STORY OS PRINCÍPIOS DO ROTEIRO

CAPÍTULO IX: O Design de Atos

Robert McKee

Atos são a grande arquitetura: beats erguem cenas, cenas erguem sequências, sequências erguem atos. E três grandes reviravoltas são o mínimo para uma história chegar ao fim da linha da experiência humana — ao ponto além do qual nada mais resta a dizer.

Complicação vs. Complexidade

Complicação é conflito num só dos três níveis — só o externo vira Ação pura, só o pessoal vira novela. Complexidade é conflito nos três ao mesmo tempo: dentro do personagem, entre ele e os próximos, e contra o mundo. O conselho cabe numa frase: escreva histórias relativamente simples, porém complexas.

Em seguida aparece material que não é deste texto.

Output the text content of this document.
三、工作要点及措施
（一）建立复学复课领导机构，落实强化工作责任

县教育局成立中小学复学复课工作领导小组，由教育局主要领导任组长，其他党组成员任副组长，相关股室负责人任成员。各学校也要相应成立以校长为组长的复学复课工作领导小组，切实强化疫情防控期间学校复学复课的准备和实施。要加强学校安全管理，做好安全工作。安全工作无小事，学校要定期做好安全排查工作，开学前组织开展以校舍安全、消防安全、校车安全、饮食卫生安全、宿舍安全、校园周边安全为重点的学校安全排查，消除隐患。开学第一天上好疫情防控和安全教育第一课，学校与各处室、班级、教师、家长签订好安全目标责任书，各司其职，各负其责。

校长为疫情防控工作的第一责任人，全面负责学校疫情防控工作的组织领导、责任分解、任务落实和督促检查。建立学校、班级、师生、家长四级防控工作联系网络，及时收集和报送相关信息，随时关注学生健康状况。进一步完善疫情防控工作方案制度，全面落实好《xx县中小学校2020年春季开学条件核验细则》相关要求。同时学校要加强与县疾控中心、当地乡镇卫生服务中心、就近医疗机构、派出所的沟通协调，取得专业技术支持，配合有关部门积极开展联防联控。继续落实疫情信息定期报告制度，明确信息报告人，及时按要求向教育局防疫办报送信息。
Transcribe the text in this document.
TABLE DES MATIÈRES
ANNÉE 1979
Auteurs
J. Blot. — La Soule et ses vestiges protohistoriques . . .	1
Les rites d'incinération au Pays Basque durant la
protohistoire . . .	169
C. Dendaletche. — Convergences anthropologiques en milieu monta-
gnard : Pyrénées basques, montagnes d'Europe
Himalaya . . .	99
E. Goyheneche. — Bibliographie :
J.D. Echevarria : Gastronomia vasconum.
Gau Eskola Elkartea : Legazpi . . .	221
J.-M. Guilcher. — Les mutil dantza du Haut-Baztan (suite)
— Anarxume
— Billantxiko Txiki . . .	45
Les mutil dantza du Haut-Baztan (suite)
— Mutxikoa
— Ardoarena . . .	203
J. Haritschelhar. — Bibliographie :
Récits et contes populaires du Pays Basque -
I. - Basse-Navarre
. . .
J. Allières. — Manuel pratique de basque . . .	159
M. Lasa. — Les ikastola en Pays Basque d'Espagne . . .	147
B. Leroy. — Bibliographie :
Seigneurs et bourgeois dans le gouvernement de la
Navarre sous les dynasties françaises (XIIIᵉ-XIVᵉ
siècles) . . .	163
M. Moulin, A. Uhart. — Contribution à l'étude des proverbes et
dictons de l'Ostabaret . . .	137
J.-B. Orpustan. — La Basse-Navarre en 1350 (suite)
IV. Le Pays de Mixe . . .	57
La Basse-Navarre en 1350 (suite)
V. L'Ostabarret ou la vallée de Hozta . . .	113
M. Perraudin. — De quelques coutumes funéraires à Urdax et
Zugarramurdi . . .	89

Como aplicar: não multiplique personagens nem locações para parecer rico. Gaste a disciplina em profundidade nos três níveis, não em largura barata.

O Pântano do Segundo Ato

O Ato Um leva uns 25%; o último é o mais curto, pura aceleração rumo ao Clímax. Sobra, no meio, um Ato Dois longo e traiçoeiro — o pântano onde tantos roteiros afundam. Há duas pontes: somar subtramas, cujas reviravoltas caem entre os clímaxes, ou somar atos, criando um clímax de meio.

Cuidado: cada ato a mais cobra outra cena de virar a cabeça da plateia — convite ao clichê — e ainda corta pela metade a força do Clímax final.

O Ritmo dos Atos (Alternância)

Os dois últimos clímaxes são as cenas mais potentes da obra e ficam a dez ou quinze minutos um do outro — por isso não podem repetir a mesma carga. Ninguém empilha positivo sobre positivo: 'estava ótimo… e ficou ainda melhor!' não comove, entedia.

Regra: se o Clímax é irônico, repare para que lado a ironia pende — e faça o penúltimo clímax pender para o lado oposto.

As 4 Relações de Subtrama

Uma subtrama justifica sua existência de quatro modos: (1) contradiz a Ideia de Controle, gerando ironia; (2) a ecoa, em variações de tema; (3) prepara o terreno para uma trama central que só explode tarde; ou (4) complica a trama central. A quarta é a nobre: antagonismo extra empurrando o herói.

Sinal de alerta: subtrama que não contradiz, não ecoa, não prepara nem complica não enriquece nada — só racha a história ao meio.

O Falso Final

Uma cena tão completa que a plateia jura que o filme acabou — E.T. morto na mesa; o duplo arranque final de O Exterminador do Futuro. Arma poderosa, sobretudo na Ação. Na maioria das obras, porém, o penúltimo clímax deve apertar a Pergunta Dramática: 'e agora?'

Exemplo-modelo: Kramer vs. Kramer faz quatro reviravoltas memoráveis em três atos — complexidade plena, e nenhuma repetição de carga.

Lições-Chave do Capítulo IX

  • Complexidade é conflito simultâneo no interno, no pessoal e no externo — dentro de um elenco e um mundo contidos.
  • Drene o longo Ato Dois com subtramas ou um clímax de meio-ato; pese o custo de multiplicar atos.
  • Alterne as cargas dos dois últimos clímaxes — repetir uma corta pela metade a força do filme.
  • Três atos no mínimo: 'estava ruim, depois bom — fim' sempre soa incompleto.